Matt.Johnson said...

What about Fauxhemians? Creating online personas is nothing new, however I've noticed an influx of young New Yorkers creating similar profiles. The "loft-living Tribeca artist" that keeps a day job as a computer consultant? The Ernst & Young accountant that really should be a "fiction writer"? These wannabees also fit nicely into another microtrend, the Nouveau Yorker. I'd describe these people as the ones that love New York but have no appreciation or knowledge of its history. They usually tend to have the interesting resume interest of "traveling."

Matt.Johnson said...

that last one was justin writing... also another one- i don't have a catchy name for it but it's the act of spending more time organizing yourself to be productive than actually being productive. people spend more time setting up their DVRs, igoogle pages, rss feeds, blackberrys, facebook pages, etc. than they do actually accomplishing the things that these organizational tools are supposed to enable.

litty said...

Plagers -- People who get their opinions from various niche news distribution outlets (blogs, email chains, podcasts) and then pawn it off as their own original ideas.

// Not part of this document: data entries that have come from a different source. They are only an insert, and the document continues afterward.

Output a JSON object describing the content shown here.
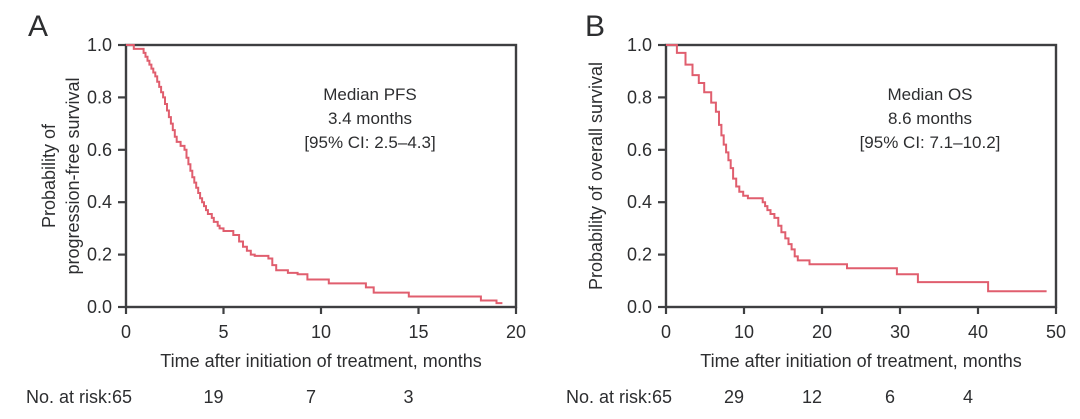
{
  "figure": {
    "colors": {
      "curve": "#e05e6e",
      "axis": "#3e3f41",
      "text": "#2d2e30",
      "background": "#ffffff"
    }
  },
  "chart_data": [
    {
      "id": "pfs",
      "panel_label": "A",
      "type": "line",
      "style": "kaplan-meier-step",
      "xlabel": "Time after initiation of treatment, months",
      "ylabel_lines": [
        "Probability of",
        "progression-free survival"
      ],
      "xlim": [
        0,
        20
      ],
      "ylim": [
        0,
        1
      ],
      "xticks": [
        0,
        5,
        10,
        15,
        20
      ],
      "yticks": [
        0.0,
        0.2,
        0.4,
        0.6,
        0.8,
        1.0
      ],
      "grid": false,
      "annotation_lines": [
        "Median PFS",
        "3.4 months",
        "[95% CI: 2.5–4.3]"
      ],
      "median_months": 3.4,
      "ci_95": "2.5–4.3",
      "steps": [
        [
          0,
          1.0
        ],
        [
          0.4,
          0.985
        ],
        [
          0.9,
          0.97
        ],
        [
          1.0,
          0.955
        ],
        [
          1.1,
          0.94
        ],
        [
          1.2,
          0.925
        ],
        [
          1.3,
          0.91
        ],
        [
          1.4,
          0.895
        ],
        [
          1.5,
          0.88
        ],
        [
          1.6,
          0.86
        ],
        [
          1.7,
          0.84
        ],
        [
          1.8,
          0.82
        ],
        [
          1.9,
          0.8
        ],
        [
          2.0,
          0.775
        ],
        [
          2.1,
          0.75
        ],
        [
          2.2,
          0.725
        ],
        [
          2.3,
          0.7
        ],
        [
          2.4,
          0.675
        ],
        [
          2.5,
          0.65
        ],
        [
          2.6,
          0.63
        ],
        [
          2.8,
          0.615
        ],
        [
          3.0,
          0.6
        ],
        [
          3.1,
          0.57
        ],
        [
          3.2,
          0.545
        ],
        [
          3.3,
          0.52
        ],
        [
          3.4,
          0.495
        ],
        [
          3.5,
          0.475
        ],
        [
          3.6,
          0.455
        ],
        [
          3.7,
          0.435
        ],
        [
          3.8,
          0.415
        ],
        [
          3.9,
          0.4
        ],
        [
          4.0,
          0.385
        ],
        [
          4.1,
          0.37
        ],
        [
          4.2,
          0.355
        ],
        [
          4.4,
          0.34
        ],
        [
          4.5,
          0.325
        ],
        [
          4.7,
          0.31
        ],
        [
          4.8,
          0.3
        ],
        [
          5.0,
          0.29
        ],
        [
          5.5,
          0.275
        ],
        [
          5.8,
          0.25
        ],
        [
          6.0,
          0.23
        ],
        [
          6.2,
          0.215
        ],
        [
          6.4,
          0.2
        ],
        [
          6.6,
          0.195
        ],
        [
          7.3,
          0.185
        ],
        [
          7.5,
          0.16
        ],
        [
          7.7,
          0.14
        ],
        [
          8.3,
          0.13
        ],
        [
          8.8,
          0.125
        ],
        [
          9.3,
          0.105
        ],
        [
          10.4,
          0.09
        ],
        [
          12.3,
          0.075
        ],
        [
          12.7,
          0.055
        ],
        [
          14.5,
          0.04
        ],
        [
          18.2,
          0.025
        ],
        [
          19.0,
          0.015
        ],
        [
          19.3,
          0.015
        ]
      ],
      "at_risk": {
        "label": "No. at risk:",
        "times": [
          0,
          5,
          10,
          15
        ],
        "counts": [
          65,
          19,
          7,
          3
        ]
      }
    },
    {
      "id": "os",
      "panel_label": "B",
      "type": "line",
      "style": "kaplan-meier-step",
      "xlabel": "Time after initiation of treatment, months",
      "ylabel_lines": [
        "Probability of overall survival"
      ],
      "xlim": [
        0,
        50
      ],
      "ylim": [
        0,
        1
      ],
      "xticks": [
        0,
        10,
        20,
        30,
        40,
        50
      ],
      "yticks": [
        0.0,
        0.2,
        0.4,
        0.6,
        0.8,
        1.0
      ],
      "grid": false,
      "annotation_lines": [
        "Median OS",
        "8.6 months",
        "[95% CI: 7.1–10.2]"
      ],
      "median_months": 8.6,
      "ci_95": "7.1–10.2",
      "steps": [
        [
          0,
          1.0
        ],
        [
          1.4,
          0.97
        ],
        [
          2.5,
          0.925
        ],
        [
          3.4,
          0.885
        ],
        [
          4.2,
          0.855
        ],
        [
          4.9,
          0.82
        ],
        [
          5.8,
          0.78
        ],
        [
          6.4,
          0.745
        ],
        [
          6.8,
          0.695
        ],
        [
          7.1,
          0.655
        ],
        [
          7.4,
          0.62
        ],
        [
          7.7,
          0.59
        ],
        [
          8.0,
          0.56
        ],
        [
          8.3,
          0.53
        ],
        [
          8.6,
          0.49
        ],
        [
          9.0,
          0.46
        ],
        [
          9.4,
          0.44
        ],
        [
          9.9,
          0.425
        ],
        [
          10.5,
          0.415
        ],
        [
          12.4,
          0.4
        ],
        [
          12.7,
          0.385
        ],
        [
          13.0,
          0.37
        ],
        [
          13.4,
          0.355
        ],
        [
          13.9,
          0.34
        ],
        [
          14.4,
          0.31
        ],
        [
          14.8,
          0.285
        ],
        [
          15.3,
          0.262
        ],
        [
          15.7,
          0.24
        ],
        [
          16.1,
          0.22
        ],
        [
          16.5,
          0.193
        ],
        [
          16.9,
          0.178
        ],
        [
          18.4,
          0.163
        ],
        [
          23.2,
          0.148
        ],
        [
          29.6,
          0.125
        ],
        [
          32.3,
          0.095
        ],
        [
          41.3,
          0.06
        ],
        [
          48.8,
          0.06
        ]
      ],
      "at_risk": {
        "label": "No. at risk:",
        "times": [
          0,
          10,
          20,
          30,
          40
        ],
        "counts": [
          65,
          29,
          12,
          6,
          4
        ]
      }
    }
  ]
}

Fakebookers -- Older people who go on facebook, don't know how to use it, don't have any friends, don't do anything substantial, never logon and then talk about how much they love it.

Jeez, I'm pretty cynical.

Also, my thought on comments. My readers never leave them either no matter how much I ask. There's no point in forcing it. Instead i try to understand why they don't leave comments (afraid to write in public, not sure what is appropriate, etc). Also, when i see people in person and they start talking about my blog i guess that counts as a comment even if it is a different medium.

El Gaffney said...

MattJustin: Ha! You've captured the best of both worlds thought better than R. Kelly and Jay-Z. Now, I need to go back and check my resume though.

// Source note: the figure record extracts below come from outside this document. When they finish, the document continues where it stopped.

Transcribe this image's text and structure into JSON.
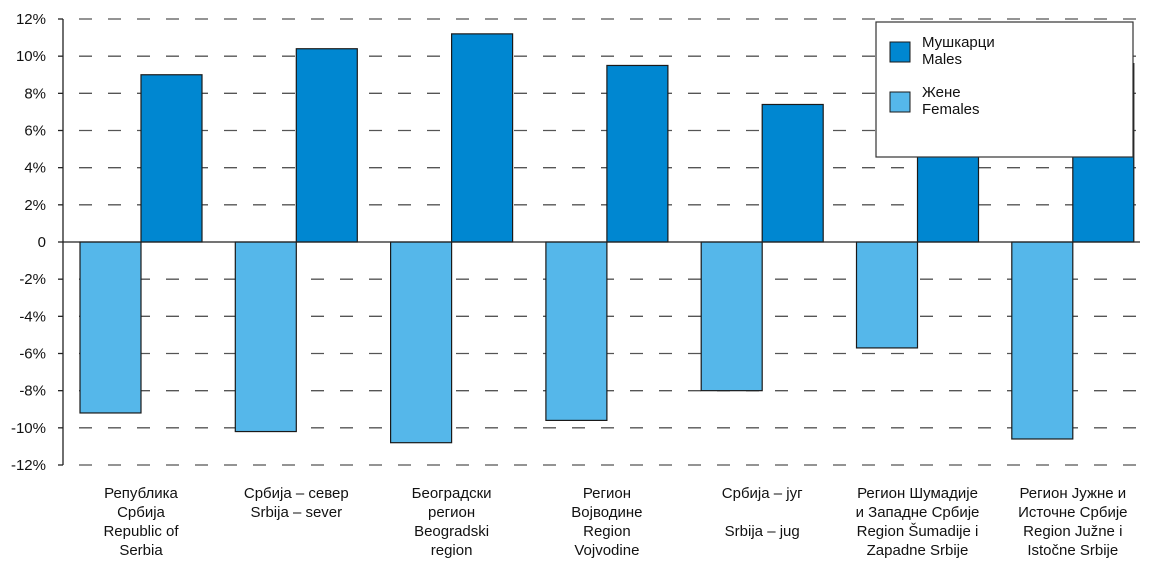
{
  "chart_data": {
    "type": "bar",
    "title": "",
    "xlabel": "",
    "ylabel": "",
    "ylim": [
      -12,
      12
    ],
    "y_ticks": [
      12,
      10,
      8,
      6,
      4,
      2,
      0,
      -2,
      -4,
      -6,
      -8,
      -10,
      -12
    ],
    "y_tick_labels": [
      "12%",
      "10%",
      "8%",
      "6%",
      "4%",
      "2%",
      "0",
      "-2%",
      "-4%",
      "-6%",
      "-8%",
      "-10%",
      "-12%"
    ],
    "grid": "horizontal dashed",
    "legend_position": "top-right",
    "categories": [
      [
        "Република",
        "Србија",
        "Republic of",
        "Serbia"
      ],
      [
        "Србија – север",
        "Srbija – sever"
      ],
      [
        "Београдски",
        "регион",
        "Beogradski",
        "region"
      ],
      [
        "Регион",
        "Војводине",
        "Region",
        "Vojvodine"
      ],
      [
        "Србија – југ",
        "",
        "Srbija – jug"
      ],
      [
        "Регион Шумадије",
        "и Западне Србије",
        "Region Šumadije i",
        "Zapadne Srbije"
      ],
      [
        "Регион Јужне и",
        "Источне Србије",
        "Region Južne i",
        "Istočne Srbije"
      ]
    ],
    "series": [
      {
        "name": [
          "Жене",
          "Females"
        ],
        "color": "#55b7ea",
        "values": [
          -9.2,
          -10.2,
          -10.8,
          -9.6,
          -8.0,
          -5.7,
          -10.6
        ]
      },
      {
        "name": [
          "Мушкарци",
          "Males"
        ],
        "color": "#0087d1",
        "values": [
          9.0,
          10.4,
          11.2,
          9.5,
          7.4,
          5.4,
          9.6
        ]
      }
    ],
    "legend_order": [
      1,
      0
    ]
  }
}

MattMatt: "Ever Organizers" may sum that thought up. I love the contradiction there. I'll keep thinking.

Litty: I like those two and think they're very real. Similar to Plagers, but without the actual stealing is one about how people's first instinct is to seek out answers online (google) instead of considering what they think first. Maybe we can call them "Searching for Answers". Agree on comments. Think does a good job at creating community on his site through its form - comments get front page exposure and display next to the post.

Jake said...

I voted for the thru-bred (I h8 those ppl) although I have to say that the fauxhemian is by far my favorite. Kudos, Justin.

I also dislike the Fundit Followers. This includes people who get their news from Stewart or Colbert, and who think that Carlin/Black is a winning presidential ticket.


El Gaffney said...

compelling comment jake, thru-breds just gained a vote. the fundit followers will likely use the writers strike to gain support for their ticket.